捕まっちゃいました
洞窟の中は迷路のように入り組んでいた。ひんやりとした薄暗い通路を男は右手、女は左手へと連れて行かれた。薄闇の中しばらく進むと開けた空洞に出た。空洞の奥には大きな鉄格子の檻があり、その中にはすでに何人もの女性が入れられていた。
「ほら、お前らも入れ」
案内役の山賊に促され、シオン達数名の女性が入れられた。
「お前たちは大事な商品だからな。おとなしくしてれば食料と水はやる。おかしな真似をしたらどうなるか保証はできないぞ」
そう言うと山賊は去っていった。シオンはビクビクしながらも檻の中を見回した。そこには泣き崩れている者や、あきらめて中空を見つめている者、無理を承知で鉄格子を引っ張る者など様々だった。片隅に5・6歳と思われる少女がうずくまってシクシクと泣いていた。それを見たシオンは近づくと声をかけた。
「ど、どうしたの?」
すると少女は泣きじゃくった顔を持ち上げた。
「お、お父さんが、お父さんが・・」
もうその先は声にならず、泣き出してしまった。シオンは困った顔をして少女を励まそうとした。
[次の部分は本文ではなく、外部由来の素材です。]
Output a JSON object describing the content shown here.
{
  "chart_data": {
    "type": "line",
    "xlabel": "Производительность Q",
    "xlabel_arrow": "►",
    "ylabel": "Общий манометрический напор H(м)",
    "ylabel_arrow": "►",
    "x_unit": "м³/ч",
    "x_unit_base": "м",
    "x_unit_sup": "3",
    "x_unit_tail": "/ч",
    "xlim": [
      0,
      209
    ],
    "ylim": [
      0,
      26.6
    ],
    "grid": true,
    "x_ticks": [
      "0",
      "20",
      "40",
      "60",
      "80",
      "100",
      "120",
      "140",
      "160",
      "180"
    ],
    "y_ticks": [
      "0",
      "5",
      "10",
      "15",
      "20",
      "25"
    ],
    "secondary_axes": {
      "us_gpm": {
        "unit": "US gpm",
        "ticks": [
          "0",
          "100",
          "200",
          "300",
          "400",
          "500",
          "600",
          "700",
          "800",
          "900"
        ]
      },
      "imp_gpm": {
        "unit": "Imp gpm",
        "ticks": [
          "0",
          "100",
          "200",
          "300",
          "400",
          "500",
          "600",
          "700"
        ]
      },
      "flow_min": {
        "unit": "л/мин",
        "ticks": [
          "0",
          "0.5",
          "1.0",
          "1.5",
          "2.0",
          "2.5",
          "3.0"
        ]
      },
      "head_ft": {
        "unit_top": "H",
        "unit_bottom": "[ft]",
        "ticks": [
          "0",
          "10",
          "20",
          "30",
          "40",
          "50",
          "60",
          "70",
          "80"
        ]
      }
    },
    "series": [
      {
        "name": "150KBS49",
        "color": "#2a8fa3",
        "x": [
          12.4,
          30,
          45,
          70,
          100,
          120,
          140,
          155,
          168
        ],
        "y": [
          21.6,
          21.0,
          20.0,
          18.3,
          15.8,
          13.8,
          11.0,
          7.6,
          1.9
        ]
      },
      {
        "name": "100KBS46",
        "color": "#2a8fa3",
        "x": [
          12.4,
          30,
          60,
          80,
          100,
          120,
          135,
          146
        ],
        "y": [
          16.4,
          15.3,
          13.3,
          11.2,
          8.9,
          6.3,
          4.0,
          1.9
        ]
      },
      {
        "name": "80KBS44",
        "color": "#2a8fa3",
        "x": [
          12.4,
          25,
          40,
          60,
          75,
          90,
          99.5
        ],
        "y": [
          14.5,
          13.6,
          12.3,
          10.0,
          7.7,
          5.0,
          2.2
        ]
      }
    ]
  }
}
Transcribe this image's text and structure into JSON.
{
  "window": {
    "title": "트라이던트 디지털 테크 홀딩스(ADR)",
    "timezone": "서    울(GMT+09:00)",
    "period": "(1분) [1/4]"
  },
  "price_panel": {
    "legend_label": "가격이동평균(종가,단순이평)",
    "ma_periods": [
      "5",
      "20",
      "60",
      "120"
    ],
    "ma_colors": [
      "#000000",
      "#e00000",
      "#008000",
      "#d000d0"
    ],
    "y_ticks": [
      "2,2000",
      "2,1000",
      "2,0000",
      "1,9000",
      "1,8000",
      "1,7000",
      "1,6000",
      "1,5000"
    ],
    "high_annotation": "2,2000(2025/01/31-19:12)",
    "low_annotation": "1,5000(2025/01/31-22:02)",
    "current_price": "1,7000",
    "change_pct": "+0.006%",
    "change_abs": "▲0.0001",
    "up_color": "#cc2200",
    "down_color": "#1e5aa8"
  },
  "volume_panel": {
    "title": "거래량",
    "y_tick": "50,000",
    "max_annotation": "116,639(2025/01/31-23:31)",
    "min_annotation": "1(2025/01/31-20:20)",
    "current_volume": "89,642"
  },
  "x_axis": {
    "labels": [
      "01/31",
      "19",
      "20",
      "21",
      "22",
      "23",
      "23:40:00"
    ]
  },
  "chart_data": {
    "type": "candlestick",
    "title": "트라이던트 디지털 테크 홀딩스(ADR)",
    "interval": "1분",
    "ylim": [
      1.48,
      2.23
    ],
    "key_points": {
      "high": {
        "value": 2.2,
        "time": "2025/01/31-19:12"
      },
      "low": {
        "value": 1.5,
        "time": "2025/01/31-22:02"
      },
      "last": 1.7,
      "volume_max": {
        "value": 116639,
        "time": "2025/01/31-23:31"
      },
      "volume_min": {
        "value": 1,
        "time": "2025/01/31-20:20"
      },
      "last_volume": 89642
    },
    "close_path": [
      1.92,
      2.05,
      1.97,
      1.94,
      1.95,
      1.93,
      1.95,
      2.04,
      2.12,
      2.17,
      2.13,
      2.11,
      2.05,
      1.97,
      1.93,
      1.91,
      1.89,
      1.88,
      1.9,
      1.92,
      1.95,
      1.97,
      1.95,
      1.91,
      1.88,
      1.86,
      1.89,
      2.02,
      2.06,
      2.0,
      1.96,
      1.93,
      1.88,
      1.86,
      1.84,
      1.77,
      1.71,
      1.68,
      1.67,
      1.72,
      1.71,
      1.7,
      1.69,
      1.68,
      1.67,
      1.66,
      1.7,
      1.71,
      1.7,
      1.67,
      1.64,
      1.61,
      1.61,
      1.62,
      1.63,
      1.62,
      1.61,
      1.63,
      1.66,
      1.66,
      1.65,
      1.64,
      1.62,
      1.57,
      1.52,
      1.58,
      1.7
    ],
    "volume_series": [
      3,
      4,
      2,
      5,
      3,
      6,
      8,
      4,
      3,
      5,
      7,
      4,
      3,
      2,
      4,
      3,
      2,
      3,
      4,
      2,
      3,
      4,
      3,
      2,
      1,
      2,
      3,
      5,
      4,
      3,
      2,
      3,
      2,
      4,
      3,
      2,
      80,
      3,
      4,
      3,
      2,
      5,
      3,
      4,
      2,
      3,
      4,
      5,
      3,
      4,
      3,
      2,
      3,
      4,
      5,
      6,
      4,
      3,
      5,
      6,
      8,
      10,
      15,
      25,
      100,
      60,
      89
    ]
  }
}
そこに空洞の入り口に光が揺らめくのが見えた。その光は徐々に近づくと檻の前まできた。
「お水を持ってきました」
入ってきたのは女性であり、そう言うと水の入ったピッチャーとコップを地面に置いた。聞き覚えのある声にシオンは振り返った。
「あ、チッタちゃんっ!」
シオンは少女を置いてチッタのところへ飛んで行った。
「チッタちゃん、チッタちゃん、また会えたね!シオンだよ。こんなところで何してるの?ここはどこなの?私たちこれからどうなるの?それからそれから・・・」
シオンはチッタに質問を投げかけた。
「え、えっと、その、シオンさんたちは捕まって、私はそのお世話を命じられて・・、その・・」
チッタがしどろもどろに答えていると通路の奥から声がした。
「おい、チッタ、なにしてやがる、早く来い、次の仕事が待ってるぞ」
それを聞くとチッタはビクッとして、
「す、すいません」
と言うとシオンの元を去っていった。
シオンはチッタの置いて行った水を飲んで一息入れた。
「ふぅ、怖かったけどチッタちゃんと会えたし、なんとかここから出れないかな。あの子のためにもなんとかしないと」
シオンは先ほどの少女を見た。
「まずはここを出る。この鉄の棒を魔法で吹き飛ばしちゃう。それからペーターを探して一緒に出る。いやいや、それじゃさっきの怖い人たちがやってきちゃう。そうするとみんなが迷惑をする。さすがに私もそこまでバカじゃないわ。先にペーターのいる所を探して、それからこの鉄の棒を・・・って、それじゃさっきと一緒か。うーん、どうしようか・・」
シオンは腕組みをして考え始めた。手から火や風、水、岩などを出して魔法の力を試してみた。
「うん、ここは土の力が強いね。じゃあ、まずノムさんを呼び出してペーターを探してもらおう」
シオンは両手を下向きに前に出し、ノムさんおいで、と言った。
するとシオンの両手が光輝き手の下に身長20cm弱のノームが現れた。
「ノムさん、ノムさん、ごきげんよう。えっとね、ペーターを探して来てほしいの。あ、ペーターっていうのはね・・・」
シオンが切々とペーターの人相を説明すると、ノームはにやりと笑うと左手の親指を立て去っていった。
周りにいた女性たちは目の前で起きた信じられない光景にあっけを取られていた。
その視線を感じたシオンは、
「あ、あの子は大丈夫です。やさしいノムさんです。危害はくわえません」
と、視線の意味を取り違えて答えた。